![](https://static.wixstatic.com/media/389187_5be7edd406814fb5bd0c75420ae9b847~mv2.png/v1/fill/w_49,h_28,al_c,q_85,usm_0.66_1.00_0.01,blur_2,enc_auto/389187_5be7edd406814fb5bd0c75420ae9b847~mv2.png)
Team threat hunters are front-line defenders who proactively detect malicious or suspicious activity by investigating internal systems in an organization to find/determine the advanced threat actors and vectors.
generally, it's a combination of multiple teams constantly collaborating with each other to investigate and determine the threat actors.
Principles of Threat Hunting
Proactivity: Proactivity Identifying or determining the threat actors
Finding: Finding the attack signature or threats which already compromise the environment
Detecting: Hardening the detection techniques
Working On Threat Hunting
Threat Hunting:
Create a hypothesis to hunt or determine the attack patterns.
Malware Analysis:
The Team was involved in analyzing various malware samples to find the IOC and patterns.
SIEM Engineers:
The SIEM team creates or determines the detection rule to constantly identify the threat actors.
SOC Team:
The SOC team generally Investigates and determines the root cause of the threats to mitigate their risk.
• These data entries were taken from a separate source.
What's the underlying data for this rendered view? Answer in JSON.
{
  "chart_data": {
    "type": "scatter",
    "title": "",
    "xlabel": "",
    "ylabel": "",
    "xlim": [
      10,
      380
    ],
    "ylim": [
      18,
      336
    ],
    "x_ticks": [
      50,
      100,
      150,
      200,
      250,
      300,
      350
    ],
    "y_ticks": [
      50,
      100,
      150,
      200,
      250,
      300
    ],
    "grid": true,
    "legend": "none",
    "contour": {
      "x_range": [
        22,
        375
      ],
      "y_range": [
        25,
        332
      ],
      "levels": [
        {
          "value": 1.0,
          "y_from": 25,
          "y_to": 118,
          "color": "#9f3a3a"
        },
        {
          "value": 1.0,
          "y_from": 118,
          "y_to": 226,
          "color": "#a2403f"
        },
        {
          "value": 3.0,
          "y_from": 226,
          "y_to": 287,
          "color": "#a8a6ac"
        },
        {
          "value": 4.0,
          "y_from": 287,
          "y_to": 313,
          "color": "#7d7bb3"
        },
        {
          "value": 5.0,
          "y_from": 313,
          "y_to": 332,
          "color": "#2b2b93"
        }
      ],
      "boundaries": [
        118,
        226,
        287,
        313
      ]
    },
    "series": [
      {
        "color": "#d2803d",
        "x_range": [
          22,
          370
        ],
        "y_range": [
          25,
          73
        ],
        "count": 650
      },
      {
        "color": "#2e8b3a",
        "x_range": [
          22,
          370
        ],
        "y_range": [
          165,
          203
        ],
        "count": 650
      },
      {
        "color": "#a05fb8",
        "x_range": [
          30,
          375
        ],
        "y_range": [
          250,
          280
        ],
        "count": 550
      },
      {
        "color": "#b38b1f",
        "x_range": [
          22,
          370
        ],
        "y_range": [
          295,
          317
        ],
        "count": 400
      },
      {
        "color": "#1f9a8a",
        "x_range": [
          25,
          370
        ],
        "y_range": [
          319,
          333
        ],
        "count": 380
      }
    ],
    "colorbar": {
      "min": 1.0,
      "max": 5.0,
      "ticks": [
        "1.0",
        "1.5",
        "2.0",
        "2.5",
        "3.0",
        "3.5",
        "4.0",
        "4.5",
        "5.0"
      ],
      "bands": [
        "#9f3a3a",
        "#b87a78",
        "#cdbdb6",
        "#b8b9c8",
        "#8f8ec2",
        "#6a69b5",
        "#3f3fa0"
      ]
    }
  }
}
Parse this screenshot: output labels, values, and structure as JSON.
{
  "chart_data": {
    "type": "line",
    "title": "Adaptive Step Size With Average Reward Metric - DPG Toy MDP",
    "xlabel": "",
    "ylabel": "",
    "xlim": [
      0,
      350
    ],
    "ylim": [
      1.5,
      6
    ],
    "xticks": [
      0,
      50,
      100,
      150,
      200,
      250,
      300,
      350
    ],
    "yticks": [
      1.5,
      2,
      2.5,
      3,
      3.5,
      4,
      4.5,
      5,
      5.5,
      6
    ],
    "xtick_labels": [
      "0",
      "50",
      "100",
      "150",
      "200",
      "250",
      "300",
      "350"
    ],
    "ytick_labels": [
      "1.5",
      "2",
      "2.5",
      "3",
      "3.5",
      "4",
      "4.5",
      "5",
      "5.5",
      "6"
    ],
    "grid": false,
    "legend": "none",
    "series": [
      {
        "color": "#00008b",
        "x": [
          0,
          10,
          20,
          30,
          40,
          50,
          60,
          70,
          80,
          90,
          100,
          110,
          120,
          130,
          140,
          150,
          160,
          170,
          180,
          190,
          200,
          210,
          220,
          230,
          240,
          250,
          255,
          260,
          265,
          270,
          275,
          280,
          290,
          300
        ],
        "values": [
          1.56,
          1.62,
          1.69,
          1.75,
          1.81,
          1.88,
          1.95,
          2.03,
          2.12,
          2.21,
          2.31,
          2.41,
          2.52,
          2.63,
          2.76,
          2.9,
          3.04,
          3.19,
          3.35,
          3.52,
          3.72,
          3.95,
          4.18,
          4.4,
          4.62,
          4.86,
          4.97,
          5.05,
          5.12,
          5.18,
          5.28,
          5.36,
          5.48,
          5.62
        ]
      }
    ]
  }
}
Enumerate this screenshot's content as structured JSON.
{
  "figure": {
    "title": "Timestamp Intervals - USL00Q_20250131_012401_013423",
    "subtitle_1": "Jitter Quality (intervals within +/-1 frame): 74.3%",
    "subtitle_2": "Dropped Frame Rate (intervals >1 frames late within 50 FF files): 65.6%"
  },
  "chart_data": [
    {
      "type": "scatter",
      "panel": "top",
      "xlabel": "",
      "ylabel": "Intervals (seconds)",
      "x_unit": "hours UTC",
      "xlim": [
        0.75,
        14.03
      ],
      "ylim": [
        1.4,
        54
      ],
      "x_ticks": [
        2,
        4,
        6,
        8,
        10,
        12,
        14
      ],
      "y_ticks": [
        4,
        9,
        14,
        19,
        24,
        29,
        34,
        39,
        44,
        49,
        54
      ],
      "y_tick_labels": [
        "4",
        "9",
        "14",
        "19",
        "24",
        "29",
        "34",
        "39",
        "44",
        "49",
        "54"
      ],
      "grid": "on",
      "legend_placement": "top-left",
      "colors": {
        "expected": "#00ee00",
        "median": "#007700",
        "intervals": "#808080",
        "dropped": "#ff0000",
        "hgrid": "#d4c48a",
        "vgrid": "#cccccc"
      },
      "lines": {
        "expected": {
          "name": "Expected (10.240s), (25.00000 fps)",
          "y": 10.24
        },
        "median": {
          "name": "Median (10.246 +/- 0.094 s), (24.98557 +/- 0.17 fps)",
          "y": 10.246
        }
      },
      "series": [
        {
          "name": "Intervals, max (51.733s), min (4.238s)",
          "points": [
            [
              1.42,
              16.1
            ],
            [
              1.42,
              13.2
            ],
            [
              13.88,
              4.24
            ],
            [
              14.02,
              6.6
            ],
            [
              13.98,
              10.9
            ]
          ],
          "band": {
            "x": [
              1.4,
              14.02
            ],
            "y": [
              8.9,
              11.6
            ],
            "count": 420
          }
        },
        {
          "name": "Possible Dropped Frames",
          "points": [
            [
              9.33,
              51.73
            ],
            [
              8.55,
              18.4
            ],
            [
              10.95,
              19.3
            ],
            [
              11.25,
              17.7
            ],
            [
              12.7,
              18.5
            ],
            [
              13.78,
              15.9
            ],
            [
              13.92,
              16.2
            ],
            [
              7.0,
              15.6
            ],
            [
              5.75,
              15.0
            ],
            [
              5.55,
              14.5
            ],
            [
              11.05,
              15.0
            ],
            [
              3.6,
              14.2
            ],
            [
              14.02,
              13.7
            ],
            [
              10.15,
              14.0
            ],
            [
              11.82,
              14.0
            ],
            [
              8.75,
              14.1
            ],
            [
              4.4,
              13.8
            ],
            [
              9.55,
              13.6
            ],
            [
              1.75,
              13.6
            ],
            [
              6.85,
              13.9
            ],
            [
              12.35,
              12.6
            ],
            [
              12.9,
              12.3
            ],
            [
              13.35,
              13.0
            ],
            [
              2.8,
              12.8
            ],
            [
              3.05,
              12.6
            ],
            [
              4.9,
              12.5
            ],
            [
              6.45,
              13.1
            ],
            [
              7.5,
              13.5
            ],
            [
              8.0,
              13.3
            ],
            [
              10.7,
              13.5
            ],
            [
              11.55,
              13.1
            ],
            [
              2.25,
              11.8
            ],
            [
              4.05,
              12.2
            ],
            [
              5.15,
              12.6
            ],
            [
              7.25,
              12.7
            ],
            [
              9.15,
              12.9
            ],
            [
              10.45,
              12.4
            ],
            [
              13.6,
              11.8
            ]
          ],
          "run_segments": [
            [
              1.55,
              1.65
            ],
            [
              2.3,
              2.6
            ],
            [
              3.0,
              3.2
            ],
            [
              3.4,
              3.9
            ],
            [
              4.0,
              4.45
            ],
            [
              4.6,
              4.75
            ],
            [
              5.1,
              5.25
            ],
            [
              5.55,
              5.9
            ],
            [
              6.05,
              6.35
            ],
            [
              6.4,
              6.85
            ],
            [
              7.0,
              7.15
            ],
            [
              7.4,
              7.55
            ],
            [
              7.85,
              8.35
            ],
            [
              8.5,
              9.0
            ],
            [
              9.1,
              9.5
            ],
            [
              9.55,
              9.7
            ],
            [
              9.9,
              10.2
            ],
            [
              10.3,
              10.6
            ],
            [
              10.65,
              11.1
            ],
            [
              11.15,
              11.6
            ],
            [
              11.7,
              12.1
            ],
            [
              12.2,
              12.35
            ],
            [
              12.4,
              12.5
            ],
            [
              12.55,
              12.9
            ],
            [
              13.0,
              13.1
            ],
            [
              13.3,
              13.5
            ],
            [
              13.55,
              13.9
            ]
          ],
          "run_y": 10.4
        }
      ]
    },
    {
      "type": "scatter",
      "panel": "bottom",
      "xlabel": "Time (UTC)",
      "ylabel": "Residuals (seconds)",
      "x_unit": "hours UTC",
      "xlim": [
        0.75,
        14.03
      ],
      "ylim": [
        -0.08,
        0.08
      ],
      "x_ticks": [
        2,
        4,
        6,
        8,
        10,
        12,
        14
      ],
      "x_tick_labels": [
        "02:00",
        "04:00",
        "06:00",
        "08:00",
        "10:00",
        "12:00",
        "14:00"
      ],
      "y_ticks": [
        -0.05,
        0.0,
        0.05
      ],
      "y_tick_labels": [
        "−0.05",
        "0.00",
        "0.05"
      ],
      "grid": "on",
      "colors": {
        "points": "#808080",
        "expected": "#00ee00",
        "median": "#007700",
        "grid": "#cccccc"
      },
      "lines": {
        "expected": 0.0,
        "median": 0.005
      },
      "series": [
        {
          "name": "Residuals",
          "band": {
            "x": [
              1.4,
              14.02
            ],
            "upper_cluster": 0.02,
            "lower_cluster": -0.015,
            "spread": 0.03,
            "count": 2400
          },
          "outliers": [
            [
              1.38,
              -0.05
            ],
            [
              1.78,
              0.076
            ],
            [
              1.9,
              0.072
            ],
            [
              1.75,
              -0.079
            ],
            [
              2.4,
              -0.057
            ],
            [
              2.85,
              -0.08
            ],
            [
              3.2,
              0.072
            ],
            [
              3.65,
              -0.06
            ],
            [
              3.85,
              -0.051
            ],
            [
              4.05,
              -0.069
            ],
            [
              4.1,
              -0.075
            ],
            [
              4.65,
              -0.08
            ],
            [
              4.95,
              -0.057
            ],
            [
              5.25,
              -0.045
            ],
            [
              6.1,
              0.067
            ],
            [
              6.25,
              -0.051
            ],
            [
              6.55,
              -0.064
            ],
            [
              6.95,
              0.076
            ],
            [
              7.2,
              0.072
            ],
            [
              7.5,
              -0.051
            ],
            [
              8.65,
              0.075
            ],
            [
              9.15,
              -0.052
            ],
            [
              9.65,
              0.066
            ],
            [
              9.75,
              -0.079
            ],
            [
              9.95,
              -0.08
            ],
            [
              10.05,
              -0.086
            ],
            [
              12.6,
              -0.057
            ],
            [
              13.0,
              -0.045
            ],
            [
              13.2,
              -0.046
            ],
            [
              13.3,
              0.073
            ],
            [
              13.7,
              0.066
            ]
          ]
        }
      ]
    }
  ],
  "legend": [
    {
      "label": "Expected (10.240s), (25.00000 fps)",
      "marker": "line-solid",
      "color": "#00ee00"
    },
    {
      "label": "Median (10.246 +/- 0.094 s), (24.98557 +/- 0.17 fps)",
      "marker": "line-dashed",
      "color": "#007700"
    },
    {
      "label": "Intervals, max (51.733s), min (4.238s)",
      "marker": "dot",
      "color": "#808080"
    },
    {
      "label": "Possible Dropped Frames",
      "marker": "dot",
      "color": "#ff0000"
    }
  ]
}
![](https://static.wixstatic.com/media/389187_e156dabd52824c9fa58e5df8b9250b3d~mv2.png/v1/fill/w_49,h_28,al_c,q_85,usm_0.66_1.00_0.01,blur_2,enc_auto/389187_e156dabd52824c9fa58e5df8b9250b3d~mv2.png)
Conclusion:
Threat Hunting is a hypothesis-based proactive detection of malicious activity, where multiple teams constantly collaborate with each other to investigate and determine the threat actors.